The government has the legal ability to hack, intercept, record and monitor everyone’s internet use and communications. What does that mean to your privacy and why transparency and consent of how the legislation is used, should be seen as a pivotal step towards reaching the balance between security and privacy
The Investigatory Powers Bill was first discussed in Parliament by then Home Secretary, Theresa May, in 2015, not too long after Snowden’s terrifying revelations about state surveillance. Despite all the controversy surrounding it, the IP act eventually received a Royal assent and became law on 29th of November last year. There were some loud headlines such as “UK surveillance law marks a ‘worse than scary’ shift” and “Snoopers law creates security nightmare”. The civil rights group Liberty responded to the passing of the bill with “See you in court”.
What is IPA?
The IP act is said to exist so that law enforcement, security, and intelligence agencies have powers to disrupt terrorist attacks in the digital age.
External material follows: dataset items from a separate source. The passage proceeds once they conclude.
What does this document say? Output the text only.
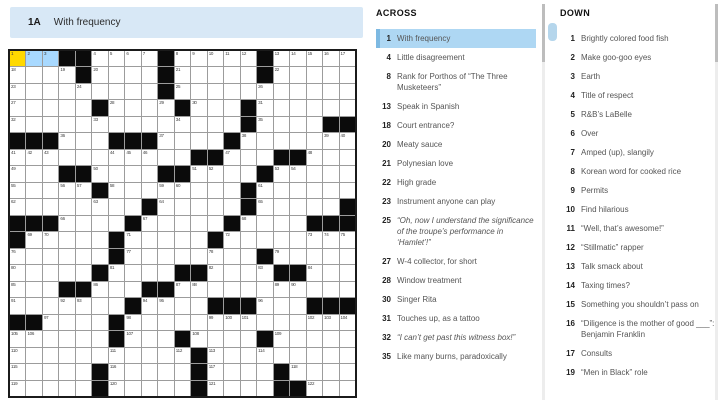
1A With frequency
1	2	3	4	5	6	7	8	9	10	11	12	13	14	15	16	17
18	19	20	21	22
23	24	25	26
27	28	29	30	31
32	33	34	35
36	37	38	39	40
41	42	43	44	45	46	47	48
49	50	51	52	53	54
55	56	57	58	59	60	61
62	63	64	65
66	67	68
69	70	71	72	73	74	75
76	77	78	79
80	81	82	83	84
85	86	87	88	89	90
91	92	93	94	95	96
97	98	99	100 101	102 103 104
105 106	107	108	109
110	111	112	113	114
115	116	117	118
119	120	121	122
ACROSS
1 With frequency
4 Little disagreement
8 Rank for Porthos of “The Three Musketeers”
13 Speak in Spanish
18 Court entrance?
20 Meaty sauce
21 Polynesian love
22 High grade
23 Instrument anyone can play
25 “Oh, now I understand the significance of the troupe’s performance in ‘Hamlet’!”
27 W-4 collector, for short
28 Window treatment
30 Singer Rita
31 Touches up, as a tattoo
32 “I can’t get past this witness box!”
35 Like many burns, paradoxically
DOWN
1 Brightly colored food fish
2 Make goo-goo eyes
3 Earth
4 Title of respect
5 R&B’s LaBelle
6 Over
7 Amped (up), slangily
8 Korean word for cooked rice
9 Permits
10 Find hilarious
11 “Well, that’s awesome!”
12 “Stillmatic” rapper
13 Talk smack about
14 Taxing times?
15 Something you shouldn’t pass on
16 “Diligence is the mother of good ___”: Benjamin Franklin
17 Consults
19 “Men in Black” role
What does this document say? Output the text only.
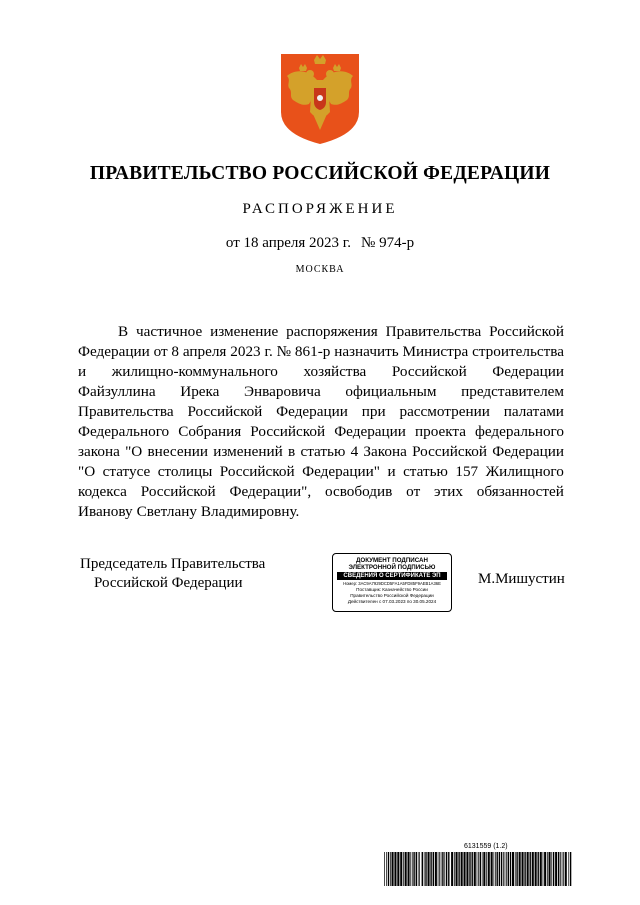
ПРАВИТЕЛЬСТВО РОССИЙСКОЙ ФЕДЕРАЦИИ
РАСПОРЯЖЕНИЕ
от 18 апреля 2023 г. № 974-р
МОСКВА
В частичное изменение распоряжения Правительства Российской
Федерации от 8 апреля 2023 г. № 861-р назначить Министра строительства
и жилищно-коммунального хозяйства Российской Федерации
Файзуллина Ирека Энваровича официальным представителем
Правительства Российской Федерации при рассмотрении палатами
Федерального Собрания Российской Федерации проекта федерального
закона "О внесении изменений в статью 4 Закона Российской Федерации
"О статусе столицы Российской Федерации" и статью 157 Жилищного
кодекса Российской Федерации", освободив от этих обязанностей
Иванову Светлану Владимировну.
Председатель Правительства
Российской Федерации
ДОКУМЕНТ ПОДПИСАН
ЭЛЕКТРОННОЙ ПОДПИСЬЮ
СВЕДЕНИЯ О СЕРТИФИКАТЕ ЭП
Номер: 3AC9A7929DCD5FA1A5FD85F9AEB1A36E
Поставщик: Казначейство России
Правительство Российской Федерации
Действителен с 07.03.2023 по 30.05.2024
М.Мишустин
6131559 (1.2)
The government assures it’ll be subject to “strict safeguards and world-leading” oversight, as it is replacing the Data Protection and Investigatory Powers Act (DRIPA) which expired on 31st of December 2016. IPA is said to update existing powers and create a new interesting power: the introduction of the Internet Connection Records (ICR).
What are Internet Connection Records?
ICR is data about all users’ full records of their online activity, including every website visited, the time, location and information about devices, every app accessed. Under the new act, telecom operators are required to hold those records for 12 months and make them accessible under a warrant, to police, intelligence agencies and some authorities like the HRMC, Home Office, government departments, even the Food Standards Agency. These companies will have to keep the data secure and seek approval from the Home Office if they want to create any new services or products, or even if they want to rebrand their businesses. Systems of surveillance will be built with taxpayers’ money and overseen by the Home Office.
Statements and actions re: IP act
*To see how your local MP had voted, visit Simon Johnson’s GitHub.
Edward Snowden, who revealed NSA and GCHQ’s spying activities, has been strongly opposing the investigatory legislation.
Jim Killock from the Open Rights Group has said long ago:
“The CJEU has sent a clear message to the UK Government: blanket surveillance of our communications is intrusive and unacceptable in a democracy.
“The Government knew this judgment was coming but Theresa May was determined to push through her snoopers’ charter regardless. The Government must act quickly to re-write the IPA or be prepared to go to court again.”
The ORG intervened in the case together with Privacy International, arguing that the Data Retention and Investigatory Powers Act (DRIPA), rushed through parliament in 2014 and that it was incompatible with the EU law. While the judgment no longer affects DRIPA, it has major implications for the Investigatory Powers Act.
Last December, the EU’s highest court ruled out the indiscriminate collection of emails as illegal and intrusive:
“The fact that the data is retained without the users of electronic communications services being informed of the fact is likely to cause the persons concerned to feel that their private lives are the subject of constant surveillance. Consequently, only the objective of fighting serious crime is capable of justifying such interference.
“Legislation prescribing a general and indiscriminate retention of data … exceeds the limits of what is strictly necessary and cannot be considered to be justified within a democratic society.”
David Davis was against the Bill, as one of the most “vociferous critics” of the mass collection of personal data, saying the government is “treating the entire nation as suspects”, but he withdrew from the case following his appointment as Brexit Secretary.
Another story from the past giving much light to how real the threat to privacy is, were the revelations about UK’s security agencies conducting bulk data collections in secret for 17 years, as reported by the Guardian in October, last year.
How can we have more balance between privacy and surveillance?
@privacytimes‘ interviewed Dr. Keith Spiller, a Criminology lecturer from BCU, to find out what he thinks on the issues surrounding the Investigatory Powers Act and if he believes the public is properly informed about the implications of the act on their private correspondence.
Dr. Spiller says: “For me, the key is transparency and consent. If people agree their information to be handed over and they are fully aware what they are doing well and good, that’s their choice. ” Then says that also the government can take information with the consent of those being targeted but once “they start using that information in ways in wasn’t consented to, that’s when the problems arise”.